DESeq2, edgeR and limma are three popular Bioconductor packages for analyzing differential expression, which take as input a matrix of read counts mapped to particular genomic features (e.g., genes). This read count information can be extracted directly from the files generated by StringTie (run with the -e parameter) by selecting DESeq2/edgeR/limma-voom under Output files for differential expression? above. This uses the StringTie helper script prepDE.py to convert the GTF output from StringTie into two tab-delimited (TSV) files, containing the count matrices for genes and transcripts, using the coverage values found in the output of StringTie -e.


More Information

Evaluating transcript assemblies: A simple way of getting more information about the transcripts assembled by StringTie (summary of gene and transcript counts, novel vs. known etc.), or even performing basic tracking of assembled isoforms across multiple RNA-Seq experiments, is to use the gffcompare program. Basic usage information for this program can be found on the GFF utilities page.
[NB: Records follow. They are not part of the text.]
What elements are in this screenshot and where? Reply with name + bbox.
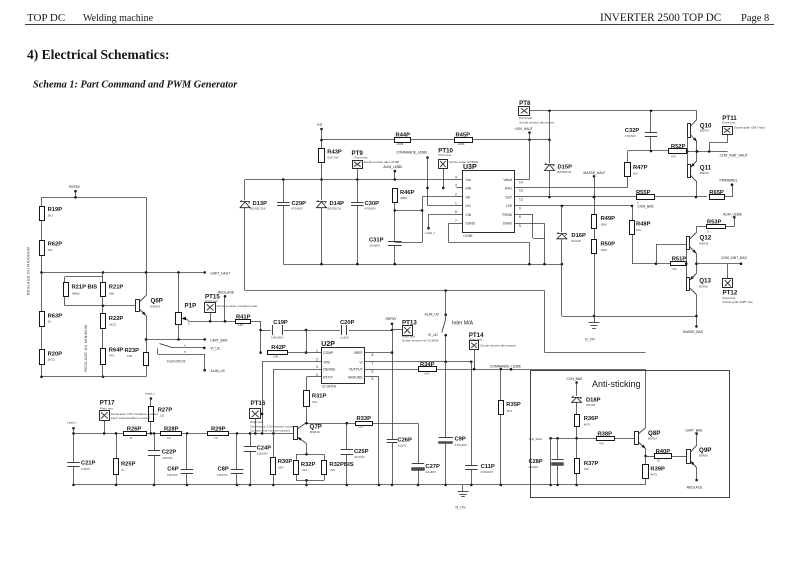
diode D18P [572,383,601,415]
ground M_15V left [585,316,600,342]
wire OUT net to output [522,196,637,199]
wire low driver base net [632,244,686,265]
resistor R52P [669,144,687,158]
svg-text:ALIM_L6386: ALIM_L6386 [723,212,742,216]
resistor R62P [40,241,63,256]
resistor R46P [393,189,415,242]
svg-text:5K3: 5K3 [48,213,54,217]
resistor R23P [125,348,149,366]
svg-text:HVG: HVG [505,186,513,190]
resistor R49P [592,215,616,229]
svg-text:Sonde tension alim basse: Sonde tension alim basse [480,343,516,347]
svg-text:M_15V: M_15V [585,338,596,342]
resistor R64P [101,348,124,365]
resistor R21P [101,283,124,297]
node REF5V [69,185,81,197]
svg-text:ALIM_L6386: ALIM_L6386 [383,165,402,169]
wire Vboot [522,179,530,181]
resistor R41P [236,314,251,327]
point test PT8 [519,100,555,125]
switch PalOnOff104 [158,343,207,371]
svg-text:47: 47 [129,436,133,440]
capacitor C21P [67,433,95,485]
svg-text:100K: 100K [458,142,466,146]
svg-text:BSR14: BSR14 [151,304,161,308]
svg-text:IN4148: IN4148 [571,239,580,243]
svg-text:CON_BAS: CON_BAS [567,377,584,381]
svg-text:1: 1 [316,348,318,352]
transistor Q7P [294,423,322,444]
wire CIN branch [427,214,456,229]
svg-text:R21P BIS: R21P BIS [72,285,98,291]
svg-text:TOP DC: TOP DC [27,12,65,24]
wire Q7P emitter to R32P pair [296,444,325,485]
resistor R20P [40,350,63,365]
svg-text:R37P: R37P [584,461,599,467]
wire R21P pair bottom to Q6P base [65,297,136,307]
resistor R25P [114,433,136,485]
wire P1P wiper to R41P [189,320,235,323]
svg-text:C8P: C8P [218,467,229,473]
svg-text:Anti-sticking: Anti-sticking [592,379,641,389]
header: document name [83,13,154,24]
U3P pin stubs and numbers [455,175,523,228]
resistor R44P [395,132,411,146]
transistor Q13 [687,274,712,295]
wire high-side rail [530,110,697,113]
svg-text:47: 47 [121,468,125,472]
node ALIM_L6386 label top [383,165,402,179]
wire Q6P emitter / R23P branch [145,316,148,377]
svg-text:4K75: 4K75 [584,422,591,426]
svg-text:Point test: Point test [355,156,368,160]
U2P pin stubs and numbers [315,348,374,381]
capacitor C25P [341,423,369,485]
svg-text:PT16: PT16 [251,400,266,407]
header rule [25,24,774,26]
resistor R42P [268,345,316,358]
resistor R33P [356,416,373,429]
svg-text:R22P: R22P [109,316,124,322]
svg-text:REF5V: REF5V [69,185,81,189]
wire net COM_IGBT_HAUT [686,135,747,158]
svg-text:8: 8 [372,353,374,357]
wire LIN branch [428,205,457,207]
svg-text:R62P: R62P [48,242,63,248]
point test PT11 [722,115,765,135]
svg-text:REGLAGE: REGLAGE [218,291,235,295]
svg-text:C22P: C22P [162,450,177,456]
svg-text:10n63V: 10n63V [217,473,229,477]
wire Anti_Stick net [529,437,635,485]
svg-text:BSR14: BSR14 [700,129,709,133]
svg-text:LIMIT_HAUT: LIMIT_HAUT [211,271,231,275]
resistor R55P [636,190,707,205]
svg-text:221: 221 [358,425,363,429]
svg-text:COM_IGBT_BAS: COM_IGBT_BAS [721,256,747,260]
svg-text:PRIMAIRE1: PRIMAIRE1 [720,179,738,183]
svg-text:R34P: R34P [420,362,435,368]
potentiometer P1P [176,272,197,339]
wire left vertical bus [41,197,43,376]
svg-text:47n63V: 47n63V [354,455,366,459]
svg-text:Vboot: Vboot [503,178,512,182]
svg-text:R26P: R26P [127,426,142,432]
svg-text:470: 470 [330,468,335,472]
node +15V_HAUT [514,127,533,180]
resistor R50P [592,240,616,254]
svg-text:C11P: C11P [481,464,495,470]
svg-text:10K: 10K [238,323,244,327]
resistor R38P [597,431,615,445]
svg-text:R20P: R20P [48,352,63,358]
wire MASSE_HALF vertical [593,176,596,317]
node PRIMAIRE1 [720,179,738,183]
svg-text:6: 6 [519,215,521,219]
svg-text:CIN: CIN [466,213,472,217]
svg-text:PT8: PT8 [519,100,531,107]
node Limit_I at U3P [425,231,434,235]
svg-text:100: 100 [633,172,638,176]
wire net LIMIT_HAUT [40,271,230,275]
svg-text:R44P: R44P [396,132,411,138]
svg-text:C21P: C21P [81,461,96,467]
svg-text:1u10V: 1u10V [398,444,408,448]
svg-text:6M62: 6M62 [72,292,80,296]
op-amp U2P (PWM controller UC3845N) [321,341,364,389]
wire ground rail [72,484,645,487]
svg-text:3: 3 [316,365,318,369]
resistor R21P BIS [64,283,98,297]
svg-text:Sonde tension alim L6386: Sonde tension alim L6386 [364,160,400,164]
schema subtitle [33,80,238,91]
svg-text:R21P: R21P [109,285,124,291]
wire net LIMIT_BAS [146,338,228,342]
svg-text:22u40V: 22u40V [426,470,438,474]
svg-text:C27P: C27P [425,464,440,470]
svg-text:221: 221 [302,468,307,472]
svg-text:BSR16: BSR16 [699,284,708,288]
capacitor C6P [167,433,193,485]
svg-text:M_15V: M_15V [456,506,467,510]
transistor Q12 [687,233,712,254]
svg-text:Vcc: Vcc [466,178,472,182]
node ALIM_UC [211,369,226,373]
svg-text:BZV55C3V6: BZV55C3V6 [250,207,266,211]
svg-text:1K: 1K [657,458,661,462]
capacitor C22P [148,433,177,485]
node REGLACE [687,468,704,490]
node COMMANDE_L6386 label top [396,150,429,205]
svg-text:221: 221 [48,248,53,252]
svg-text:SD: SD [466,195,471,199]
svg-text:330K: 330K [400,196,408,200]
wire SGND branch [449,223,530,264]
transistor Q11 [688,161,712,182]
point test PT10 [438,147,478,189]
capacitor C19P [271,320,288,340]
svg-text:470u30V: 470u30V [455,443,468,447]
point test PT13 [392,319,439,342]
svg-text:P1P: P1P [185,303,197,310]
svg-text:Imes_I: Imes_I [145,391,154,395]
svg-text:OUT: OUT [505,195,512,199]
svg-text:63K 2W: 63K 2W [327,156,338,160]
wire Q10 Q11 bases [686,138,689,165]
resistor R63P [40,312,63,327]
svg-text:5: 5 [372,377,374,381]
svg-text:R43P: R43P [327,149,342,155]
node VI_UC [210,347,221,351]
svg-text:3: 3 [455,184,457,188]
resistor R28P [161,426,182,440]
node LIMIT_BAS at Q9P [686,429,704,446]
svg-text:10n63V: 10n63V [167,473,179,477]
svg-text:10: 10 [167,436,171,440]
point test PT16 [250,400,296,434]
resistor R45P [455,132,473,146]
capacitor C28P [529,438,564,485]
switch Inter M/A [425,312,474,362]
capacitor C30P [351,180,379,265]
rotated label REGLAGE DU MAXIMUM [27,247,31,295]
svg-text:R53P: R53P [707,219,722,225]
wire Vcc rail into U3P [245,178,457,181]
svg-text:2: 2 [316,358,318,362]
svg-text:C25P: C25P [354,449,369,455]
svg-text:R63P: R63P [48,313,63,319]
svg-text:ALIM_UC: ALIM_UC [211,369,226,373]
capacitor C31P [369,238,402,265]
capacitor C32P [625,111,657,151]
svg-text:C24P: C24P [257,445,272,451]
svg-text:HIN: HIN [466,186,472,190]
svg-text:Point test: Point test [100,406,113,410]
svg-text:R52P: R52P [671,144,686,150]
svg-text:221: 221 [312,400,317,404]
svg-text:ISENSE: ISENSE [323,368,336,372]
capacitor C20P [340,320,355,340]
svg-text:IN4148: IN4148 [586,403,595,407]
resistor R43P [319,129,342,200]
svg-text:Page 8: Page 8 [741,13,769,24]
svg-text:R48P: R48P [636,222,651,228]
svg-text:R19P: R19P [48,207,63,213]
svg-text:VI_UC: VI_UC [428,333,439,337]
svg-text:BSR16: BSR16 [310,430,320,434]
svg-text:+15V_HAUT: +15V_HAUT [514,127,533,131]
resistor R65P [709,183,733,199]
svg-text:470n50V: 470n50V [365,207,376,211]
wire net COM_BAS [522,205,654,209]
wire net COM_IGBT_BAS [696,256,747,278]
svg-text:Sonde tension ref UC3845: Sonde tension ref UC3845 [402,338,439,342]
svg-text:Point test: Point test [722,121,735,125]
svg-text:R38P: R38P [598,431,613,437]
point test PT12 [723,279,754,305]
wire gate drive HVG net [522,150,669,188]
svg-text:BSR16: BSR16 [699,454,708,458]
wire SD branch [395,197,457,243]
transistor Q8P [635,428,661,449]
svg-text:100: 100 [636,228,641,232]
wire Q8P emitter R40P [644,449,686,458]
wire C19P C20P net [261,329,394,354]
svg-text:470n50V: 470n50V [292,207,303,211]
wire Q12 Q13 bases [685,250,688,278]
node REGLAGE [218,291,235,322]
svg-text:DvNG: DvNG [503,222,512,226]
wire low-side return [562,316,697,318]
svg-text:100K: 100K [601,248,608,252]
point test PT17 [100,400,158,434]
svg-text:3K3: 3K3 [507,409,513,413]
svg-text:REGLAGE DU MAXIMUM: REGLAGE DU MAXIMUM [27,247,31,295]
node ALIM_L6386 right [723,212,742,226]
svg-text:COMMANDE_L6386: COMMANDE_L6386 [490,364,521,368]
svg-text:RT/CT: RT/CT [323,376,333,380]
svg-text:R36P: R36P [584,416,599,422]
svg-text:Inject setai limitation couran: Inject setai limitation courant [111,416,150,420]
svg-text:Point test: Point test [439,153,452,157]
svg-text:VFB: VFB [323,360,330,364]
node CON_BAS [567,377,584,384]
svg-text:R41P: R41P [236,314,251,320]
svg-text:COM_IGBT_HAUT: COM_IGBT_HAUT [720,153,748,157]
svg-text:R45P: R45P [456,132,471,138]
resistor R32PBIS [322,461,354,475]
svg-text:R28P: R28P [164,426,179,432]
svg-text:COM_BAS: COM_BAS [638,205,655,209]
svg-text:R50P: R50P [601,241,616,247]
svg-text:VI: VI [359,360,362,364]
capacitor C29P [277,180,306,265]
svg-text:Welding machine: Welding machine [83,13,154,24]
resistor R53P [696,219,725,233]
node Imes_I [145,391,154,400]
svg-text:OUTPUT: OUTPUT [349,368,363,372]
transistor Q6P [136,296,163,316]
svg-text:C19P: C19P [273,320,288,326]
svg-text:SGND: SGND [466,222,476,226]
svg-text:1u16V: 1u16V [340,336,350,340]
svg-text:R35P: R35P [506,402,521,408]
resistor R34P [371,362,437,376]
header: manufacturer name [27,12,65,24]
svg-text:7: 7 [372,362,374,366]
svg-text:Sonde grille IGBT haut: Sonde grille IGBT haut [734,125,765,129]
wire MASSE return rail [283,263,563,266]
node REF5V at PT13 [386,317,398,325]
svg-text:470n50V: 470n50V [625,134,636,138]
svg-text:100K: 100K [397,142,405,146]
resistor R19P [40,207,63,221]
svg-text:470: 470 [671,155,676,159]
svg-text:BSR14: BSR14 [700,241,709,245]
svg-text:680: 680 [109,292,114,296]
svg-text:14: 14 [519,180,523,184]
svg-text:C31P: C31P [369,238,384,244]
svg-text:R42P: R42P [271,345,286,351]
svg-text:REGLAGE DU MINIMUM: REGLAGE DU MINIMUM [84,324,88,371]
svg-text:10: 10 [214,436,218,440]
svg-text:470: 470 [672,267,677,271]
svg-text:4K75: 4K75 [650,473,657,477]
resistor R47P [625,163,648,177]
svg-text:470: 470 [109,354,114,358]
svg-text:10K: 10K [127,354,133,358]
capacitor C27P [412,464,441,485]
svg-text:R25P: R25P [121,462,136,468]
svg-text:C6P: C6P [167,467,178,473]
svg-text:Limit_I: Limit_I [67,420,76,424]
svg-text:4: 4 [316,373,318,377]
svg-text:R49P: R49P [601,216,616,222]
svg-text:10n50V: 10n50V [370,244,382,248]
wire VI net [371,361,473,364]
resistor R27P [149,399,173,434]
resistor R51P [671,256,687,271]
svg-text:Schema 1: Part Command and PWM: Schema 1: Part Command and PWM Generator [33,80,238,91]
point test PT15 [205,293,258,321]
resistor R36P [575,415,599,439]
svg-text:R55P: R55P [636,190,651,196]
svg-text:COMP: COMP [323,351,334,355]
svg-text:LIMIT_BAS: LIMIT_BAS [686,429,704,433]
wire R21P pair top [65,272,104,282]
block box Anti-sticking [531,371,730,498]
wire current-sense rail Limit_I [72,432,294,435]
svg-text:LIMIT_BAS: LIMIT_BAS [210,338,228,342]
svg-text:R33P: R33P [357,416,372,422]
svg-text:R51P: R51P [672,256,687,262]
svg-text:100n50V: 100n50V [271,336,284,340]
svg-text:47K: 47K [599,442,604,446]
transistor Q10 [688,119,713,141]
svg-text:13: 13 [519,189,523,193]
wire VFB branch [261,362,315,434]
svg-text:4: 4 [455,175,457,179]
wire ALIM_UC feed [245,289,545,352]
svg-text:R65P: R65P [709,190,724,196]
svg-text:VI_UC: VI_UC [210,347,221,351]
resistor R22P [101,314,124,329]
svg-text:Anti_Stick: Anti_Stick [529,437,543,441]
svg-text:1Ω: 1Ω [160,414,165,418]
svg-text:LVS: LVS [506,204,513,208]
svg-text:2K21: 2K21 [48,358,56,362]
svg-text:10K: 10K [584,467,589,471]
node Limit_I [67,420,76,433]
resistor R39P [643,456,666,485]
svg-text:470n63V: 470n63V [481,470,494,474]
svg-text:Limit_I: Limit_I [425,231,434,235]
svg-text:Contact relai mesure courant: Contact relai mesure courant [250,429,290,433]
svg-text:VREF: VREF [354,351,363,355]
wire +15V rail to U3P [322,139,551,142]
svg-text:PGND: PGND [502,213,512,217]
svg-text:Sonde grille IGBT bas: Sonde grille IGBT bas [723,300,754,304]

Differential expression analysis:

Together with HISAT and Ballgown (or DESeq2/edgeR/limma-voom), StringTie can be used for estimating differential expression across multiple RNA-Seq samples and generating plots and differential expression tables as described in our protocol paper and shown in a diagram in the StringTie manual here.

Our recommended workflow includes the following steps:

  1. For each RNA-Seq sample, map the reads to the genome with HISAT2 using the --dta option. It is highly recommended to use the reference annotation information when mapping the reads, which can be either embedded in the genome index (built with the --ss and --exon options, see HISAT2 manual), or provided separately at run time (using the --known-splicesite-infile option of HISAT2). The SAM output of each HISAT2 run must be sorted and converted to BAM using samtools as explained above.
  2. For each RNA-Seq sample, use this StringTie tool to assemble the read alignments obtained in the previous step; it is recommended to run StringTie with the -G option if the reference annotation is available.
  3. Run the separate StringTie merge tool in order to generate a non-redundant set of transcripts observed in all the RNA-Seq samples assembled previously. StringTie merge takes as input a list of all the assembled transcripts files (in GTF format) previously obtained for each sample, as well as a reference annotation file (-G option) if available.
  4. For each RNA-Seq sample, run this StringTie tool selecting to output files for Ballgown (or DESeq2/edgeR/limma-voom), which will generate tables of transcript and gene estimated abundances (count files). The option -e (Use Reference transcripts only) is not required but is recommended for this run in order to produce more accurate abundance estimations of the input transcripts. Each StringTie run in this step will take as input the sorted read alignments (BAM file) obtained in step 1 for the corresponding sample and the -G option with the merged transcripts (GTF file) generated by stringtie merge in step 3. Please note that this is the only case where the -G option is not used with a reference annotation, but with the global, merged set of transcripts as observed across all samples. (This step is the equivalent of the Tablemaker step described in the original Ballgown pipeline.)
  5. Ballgown (or DESeq2/edgeR/limma-voom) can now be used to load the coverage tables generated in the previous step and perform various statistical analyses for differential expression, generate plots etc.

An alternate, faster differential expression analysis workflow can be pursued if there is no interest in novel isoforms (i.e. assembled transcripts present in the samples but missing from the reference annotation), or if only a well known set of transcripts of interest are targeted by the analysis. This simplified protocol has only 3 steps (depicted in the StringTie manual here) as it bypasses the individual assembly of each RNA-Seq sample and the "transcript merge" step. This simplified workflow attempts to directly estimate and analyze the expression of a known set of transcripts as given in the reference annotation file.